Bye Bye Birdie ranges farthest, and perhaps most enjoyably, afield when Dancer Rivera crashes a Shriners' dinner and starts a small Keystone Comedy chase, now around the table, now on it, now under it. One reason why Birdie lands on its feet is that it is so seldom off them. People rarely sit, or even stand still; they drop funny remarks hastening in one direction, not so funny ones fleeing in another. Musically the show travels rather light, once or twice with an empty suitcase. But Bye Bye Birdie successfully elevates freshness above slickness, playfulness above workmanship, and can boast a spanking enough breeze to explain why things now and then get blown about.
A Second String (adapted by Lucienne Hill from a novel of Colette) portrays the home life of an egocentric French playwright-philanderer who is almost never at home. Despite his having a secretary-mistress as well as a wife on the premises, he just dashes demandingly in and out. When mistress and wife are not waiting on him, they are waiting for him, while a neglected teen-age son keeps hoping for more from papa than a quick pat on the back, and a sophisticated elderly actress drops by to deliver a few verbal lefts to the chin. In time the wife becomes a sufficiently aware and impatient Griselda to force a showdown with the mistress, only for the two women to find confederacy more sensible than civil war.
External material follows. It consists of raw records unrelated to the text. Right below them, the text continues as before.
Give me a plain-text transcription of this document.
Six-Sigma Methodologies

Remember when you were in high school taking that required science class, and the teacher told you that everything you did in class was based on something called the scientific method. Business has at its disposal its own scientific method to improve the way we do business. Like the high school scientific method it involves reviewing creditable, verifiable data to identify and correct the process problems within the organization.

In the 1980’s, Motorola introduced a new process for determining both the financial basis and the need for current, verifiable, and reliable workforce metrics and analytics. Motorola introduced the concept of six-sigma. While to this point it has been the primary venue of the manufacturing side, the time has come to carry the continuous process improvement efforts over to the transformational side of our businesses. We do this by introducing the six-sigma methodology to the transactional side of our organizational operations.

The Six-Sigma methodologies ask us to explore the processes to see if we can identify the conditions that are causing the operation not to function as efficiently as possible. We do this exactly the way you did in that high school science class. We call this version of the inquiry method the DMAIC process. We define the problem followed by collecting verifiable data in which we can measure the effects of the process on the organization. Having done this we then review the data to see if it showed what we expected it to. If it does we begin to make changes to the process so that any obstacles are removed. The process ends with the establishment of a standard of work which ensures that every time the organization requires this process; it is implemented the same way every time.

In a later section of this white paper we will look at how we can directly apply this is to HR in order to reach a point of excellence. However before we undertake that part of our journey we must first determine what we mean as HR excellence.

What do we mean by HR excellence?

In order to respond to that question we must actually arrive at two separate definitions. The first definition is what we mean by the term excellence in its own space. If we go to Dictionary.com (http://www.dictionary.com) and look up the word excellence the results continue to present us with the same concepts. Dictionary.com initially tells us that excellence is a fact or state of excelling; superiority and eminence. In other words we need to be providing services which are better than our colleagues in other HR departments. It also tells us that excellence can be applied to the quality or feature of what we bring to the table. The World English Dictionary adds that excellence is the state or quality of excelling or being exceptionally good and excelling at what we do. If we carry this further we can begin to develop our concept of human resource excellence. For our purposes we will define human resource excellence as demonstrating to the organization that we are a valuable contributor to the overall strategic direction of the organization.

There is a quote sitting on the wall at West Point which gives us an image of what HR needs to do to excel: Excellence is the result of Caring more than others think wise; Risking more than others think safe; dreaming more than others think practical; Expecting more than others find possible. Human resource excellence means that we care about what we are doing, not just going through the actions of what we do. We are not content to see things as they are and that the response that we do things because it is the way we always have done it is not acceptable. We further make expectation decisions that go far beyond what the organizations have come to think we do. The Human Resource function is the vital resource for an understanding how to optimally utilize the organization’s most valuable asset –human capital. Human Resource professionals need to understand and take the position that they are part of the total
Whatever wit or wisdom the original Colette story possessed has been all but boiled out of it by turning French into English and a novel into a play. What is technically a drama of situation becomes in practice a mere conversation piece, with the same topics and tete-`a-tetes recurring over and over, and with the talk itself never bright for long, and not often bright at all. With a sturdy cast--Shirley Booth, Jean-Pierre Aumont, Cathleen Nesbitt, Nina Foch--somehow acting in a mild jangle of keys, an always thin story becomes a largely tedious one.